Morgan had seven of Cornell’s paltry 18 points in the second half. Jimmy Boeheim made two layups, Joel Davis made one, Steven Julian sank a free throw, and Kobe Dickson came in and hit a meaningless floater in the final minute. And that was it for Cornell’s scoring in the final 20 minutes.

Penn didn’t even shoot the ball all that great, but its 43 percent was still much better than Cornell’s 36 percent. The Big Red gave the Red & Blue too many second chances, whether from offensive rebounds allowed (six) or turnovers (12).

The Big Red didn’t do what they typically do best: draw fouls. They only drew 13 and had just nine free throw attempts.

Cornell got quite a few good looks from Jimmy Boeheim and Josh Warren, but both had trouble getting shots to fall all weekend. Warren did, however, post three blocks and seven rebounds on Saturday.

The Big Red defense did do a pretty good job overall but gave Devon Goodman too many looks from three early on. Goodman canned four threes and notched 16 point on 6-for-10 shooting in 31 minutes.

AJ Brodeur quietly turned in a 17 point, 10-rebound double-double, plus five assists. The Big Red did keep Michael Wang in check, holding him to just three points after he dominated in the second half in Penn’s loss at Cornell.

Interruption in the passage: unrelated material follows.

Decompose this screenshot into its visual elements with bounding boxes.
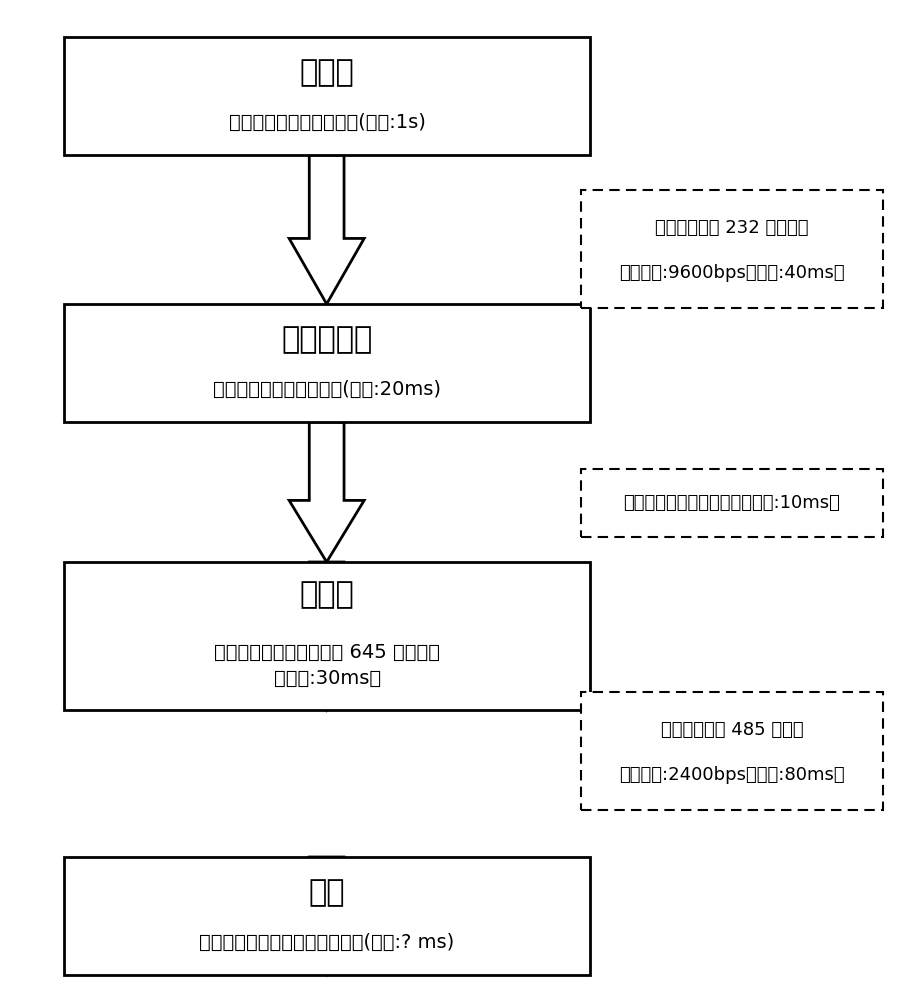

Ivy standings implications

Cornell entered the weekend with a two-game lead over Brown. Only a little bit more than 24 hours later, Cornell and Brown are now tied at fourth after Brown swept Harvard and Dartmouth at home while Cornell got swept itself.

Cornell hasn’t won a game at either Penn or Princeton since 2011, which is incredibly sad. The Big Red really struggle on this road trip, and this weekend was no exception.

Cornell’s next stop is New Haven, where Yale was just stunned by Harvard thanks to another Bryce Aiken buzzer-beater. Cornell then heads to Providence for a huge game with Brown.

The Big Red would appreciate it if Columbia were to knock off Brown on Friday, especially if Cornell were to drop a fourth straight game and lose to Yale. Saturday may decide who gets into the Ivy tournament, especially if Cornell and Brown both have the same result on Friday.

For Cornell to win Friday, they need Warren and Boeheim to shoot the ball better and Morgan to play like he did last time against Yale (35 points on 10-for-18 shooting).